Howard Roark, the prototypical absolutist of personal taste, picked option 2: he made the buildings he liked, for the people who shared his taste in architecture, refused to engage in any marketing whatsoever, and was nearly broke most of the time. In fact, Ayn Rand, who has a reputation as a champion of big business, is if anything a consistent advocate of a sort of Stoic retirement. You’d be happier and more virtuous if you gave up trying to “make it big,” and instead went to a small town to ply your craft. “Making it”, in the sense of wealth or fame or power, means making yourself beholden to lots of people and losing your individuality.

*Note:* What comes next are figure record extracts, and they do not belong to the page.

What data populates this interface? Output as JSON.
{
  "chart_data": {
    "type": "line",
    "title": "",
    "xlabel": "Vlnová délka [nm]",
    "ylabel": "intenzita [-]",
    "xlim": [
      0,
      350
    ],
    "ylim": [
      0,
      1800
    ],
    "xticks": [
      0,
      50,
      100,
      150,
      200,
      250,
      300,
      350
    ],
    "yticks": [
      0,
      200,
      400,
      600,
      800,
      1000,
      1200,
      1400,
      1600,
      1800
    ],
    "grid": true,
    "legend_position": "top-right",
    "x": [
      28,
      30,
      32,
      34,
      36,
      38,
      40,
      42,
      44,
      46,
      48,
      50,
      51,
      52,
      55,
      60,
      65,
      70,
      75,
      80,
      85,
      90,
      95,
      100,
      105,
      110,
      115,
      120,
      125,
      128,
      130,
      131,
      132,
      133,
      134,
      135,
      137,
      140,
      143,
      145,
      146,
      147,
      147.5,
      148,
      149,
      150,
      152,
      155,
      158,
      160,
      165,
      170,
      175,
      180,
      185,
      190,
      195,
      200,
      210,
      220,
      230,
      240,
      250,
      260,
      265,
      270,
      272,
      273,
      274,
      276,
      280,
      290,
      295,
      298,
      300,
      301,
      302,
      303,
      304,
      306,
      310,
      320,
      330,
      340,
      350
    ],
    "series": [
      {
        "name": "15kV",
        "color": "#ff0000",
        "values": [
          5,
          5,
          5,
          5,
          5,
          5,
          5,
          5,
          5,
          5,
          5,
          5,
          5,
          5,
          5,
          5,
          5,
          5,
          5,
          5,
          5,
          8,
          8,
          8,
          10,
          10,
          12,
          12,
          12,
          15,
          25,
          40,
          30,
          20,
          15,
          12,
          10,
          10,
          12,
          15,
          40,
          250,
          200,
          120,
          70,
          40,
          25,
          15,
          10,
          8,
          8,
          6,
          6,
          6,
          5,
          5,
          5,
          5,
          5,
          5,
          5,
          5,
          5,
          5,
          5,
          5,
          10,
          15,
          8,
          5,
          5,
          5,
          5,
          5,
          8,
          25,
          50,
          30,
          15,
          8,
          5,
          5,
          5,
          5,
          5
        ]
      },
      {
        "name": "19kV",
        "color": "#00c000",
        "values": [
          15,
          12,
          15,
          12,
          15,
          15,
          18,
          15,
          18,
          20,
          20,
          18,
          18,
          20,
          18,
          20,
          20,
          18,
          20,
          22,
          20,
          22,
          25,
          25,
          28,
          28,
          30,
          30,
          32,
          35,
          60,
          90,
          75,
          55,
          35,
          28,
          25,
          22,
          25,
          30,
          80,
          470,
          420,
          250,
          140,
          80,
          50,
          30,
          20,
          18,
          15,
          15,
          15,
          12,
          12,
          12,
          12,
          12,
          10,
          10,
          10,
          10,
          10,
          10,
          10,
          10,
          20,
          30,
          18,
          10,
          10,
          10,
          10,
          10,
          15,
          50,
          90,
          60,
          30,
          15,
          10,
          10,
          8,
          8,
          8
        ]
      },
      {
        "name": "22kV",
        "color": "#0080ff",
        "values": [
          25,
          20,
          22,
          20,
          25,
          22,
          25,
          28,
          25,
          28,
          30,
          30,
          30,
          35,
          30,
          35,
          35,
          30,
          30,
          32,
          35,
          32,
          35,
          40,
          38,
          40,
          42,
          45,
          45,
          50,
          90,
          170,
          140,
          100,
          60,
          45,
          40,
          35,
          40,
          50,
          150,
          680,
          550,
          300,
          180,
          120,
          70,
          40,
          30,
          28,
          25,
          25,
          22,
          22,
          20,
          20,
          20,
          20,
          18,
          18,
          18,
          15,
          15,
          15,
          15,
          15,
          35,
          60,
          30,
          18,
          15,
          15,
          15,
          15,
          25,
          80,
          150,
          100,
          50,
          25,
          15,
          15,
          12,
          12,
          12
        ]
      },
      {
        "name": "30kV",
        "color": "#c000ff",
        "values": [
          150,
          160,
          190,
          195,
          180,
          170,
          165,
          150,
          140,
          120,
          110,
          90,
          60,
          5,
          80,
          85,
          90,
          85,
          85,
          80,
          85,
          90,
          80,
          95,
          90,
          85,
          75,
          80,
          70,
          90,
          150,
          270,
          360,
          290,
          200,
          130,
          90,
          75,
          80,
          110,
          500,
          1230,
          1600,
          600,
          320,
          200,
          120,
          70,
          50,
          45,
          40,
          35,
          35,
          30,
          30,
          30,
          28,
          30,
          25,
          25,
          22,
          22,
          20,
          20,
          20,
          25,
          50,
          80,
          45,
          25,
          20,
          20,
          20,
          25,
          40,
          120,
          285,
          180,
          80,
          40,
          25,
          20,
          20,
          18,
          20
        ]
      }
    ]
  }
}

I’m not sure I’m that much of a hipster. I don’t think the obvious thing for a creative person to do is “retirement.” Especially not if you care about scope. If you’ve designed a self-driving car, you don’t want to make one prototype, you want a fleet of self-driving taxis on the streets of New York. Even more so, if you’ve discovered a cure for a disease, you want it prescribed in hospitals everywhere, not just a home remedy for your family.

What I actually plan to do is something between 1 and 3 (there’s an emerging trend for tech companies to seem to straddle the line between patrons and employers, though I’m not certain what that looks like on the inside) and explore what it would take to do 4.